午前4時にパリの夜は明けるの映画専門家レビュー一覧

午前4時にパリの夜は明ける

「母との約束、250通の手紙」のシャルロット・ゲンズブールが1980年代のパリを舞台に、孤独な少女と交流するシングルマザーを演じたドラマ。深夜のラジオ番組で働くエリザベートは、家出をした少女タルラと出会い、10代の息子と暮らす自宅に連れて帰る。出演は、「8人の女たち」のエマニュエル・ベアール。監督は、「アマンダと僕」のミカエル・アース。第72回ベルリン国際映画祭コンペティション部門正式出品作品。
  • 映画監督/脚本家

    いまおかしんじ

    不眠症気味の彼女は、朝方までマンションの窓から街を眺める。何かとうまくいかない。失敗しては泣いてばかりいる。ホームレスの女の子と息子が橋で話すシーンがいい。橋から落っこちてびしょびしょの二人。火に当たりながらぎこちないキスを交わす。

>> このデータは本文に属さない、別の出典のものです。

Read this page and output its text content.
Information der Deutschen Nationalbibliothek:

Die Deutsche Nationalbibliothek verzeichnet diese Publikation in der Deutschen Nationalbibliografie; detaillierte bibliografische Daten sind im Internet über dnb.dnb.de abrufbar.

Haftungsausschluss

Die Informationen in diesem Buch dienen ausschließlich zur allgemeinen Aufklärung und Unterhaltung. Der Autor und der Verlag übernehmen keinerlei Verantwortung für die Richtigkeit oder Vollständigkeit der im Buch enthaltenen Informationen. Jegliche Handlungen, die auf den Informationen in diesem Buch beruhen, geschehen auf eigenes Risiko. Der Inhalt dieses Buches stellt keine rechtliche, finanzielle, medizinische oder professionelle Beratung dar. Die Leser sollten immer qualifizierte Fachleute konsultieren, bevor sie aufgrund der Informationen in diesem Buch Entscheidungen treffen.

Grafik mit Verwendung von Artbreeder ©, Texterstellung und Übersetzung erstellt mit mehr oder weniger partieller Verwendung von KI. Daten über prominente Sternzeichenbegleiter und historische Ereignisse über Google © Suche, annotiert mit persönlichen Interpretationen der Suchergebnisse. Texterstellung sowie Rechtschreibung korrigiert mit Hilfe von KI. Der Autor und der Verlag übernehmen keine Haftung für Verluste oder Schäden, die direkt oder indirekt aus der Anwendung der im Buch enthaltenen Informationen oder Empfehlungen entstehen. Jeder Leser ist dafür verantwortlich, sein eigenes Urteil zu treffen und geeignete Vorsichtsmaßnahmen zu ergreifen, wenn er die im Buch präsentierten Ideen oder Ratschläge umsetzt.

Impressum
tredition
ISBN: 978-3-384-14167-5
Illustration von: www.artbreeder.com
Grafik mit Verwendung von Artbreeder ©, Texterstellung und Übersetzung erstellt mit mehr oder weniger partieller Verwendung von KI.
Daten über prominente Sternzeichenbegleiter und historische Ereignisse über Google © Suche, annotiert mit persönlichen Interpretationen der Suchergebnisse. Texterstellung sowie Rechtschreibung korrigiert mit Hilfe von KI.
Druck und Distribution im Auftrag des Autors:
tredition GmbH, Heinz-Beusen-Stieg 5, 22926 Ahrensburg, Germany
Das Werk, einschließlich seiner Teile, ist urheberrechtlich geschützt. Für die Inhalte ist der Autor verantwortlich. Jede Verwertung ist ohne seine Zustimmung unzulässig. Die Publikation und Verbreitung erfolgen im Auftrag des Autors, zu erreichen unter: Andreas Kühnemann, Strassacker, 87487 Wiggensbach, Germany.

女の人も図書館で会った誠実そうな男と恋に落ちる。男とのセックス。胸に手術の跡。「気になる?」。彼女にもいろいろあったんだとわかる。家族三人で踊り始め「あなたも入って」とホームレスの女の子も一緒に踊るところが良かった。

  • 文筆家/俳優

    睡蓮みどり

    ミカエル・アース監督の息遣いというものがやはり本作からも伝わってくる。柔らかく、ときに脆く繊細で、それゆえに小さな強さが煌めくようなそんな映画を彼は撮る。見終わった後は少しだけ胸が痛む。個人的にとても大切な「サマーフィーリング」、評判の高かった「アマンダと僕」に続き確実に作家性が強く、新作を見たい監督の一人だ。主演のシャルロット・ゲンスブールがとてもよかった。エマニュエル・ベアールが出演していることも個人的にはすごくツボで嬉しくなった。

  • 映画批評家、都立大助教

    須藤健太郎

    「若くて子供みたい」と形容されるタルラの声に「満月の夜」の引用。パスカル・オジエの声のこだまに気付き、涙した。ただ、作劇の基盤に死を据えてきたミカエル・アースが今回はP・オジエの死に依拠したわけで、疑問は残る。マチアスは3年ぶりにタルラと会い、「北の橋」を一緒に見にいく。しかし、彼はその後に龍の滑り台を目にしても、対岸から一瞥するだけで何の気なしに通り過ぎてしまう。女優の死はそういう目配せの対象にすぎない。あたかもそんな具合の切り返しである。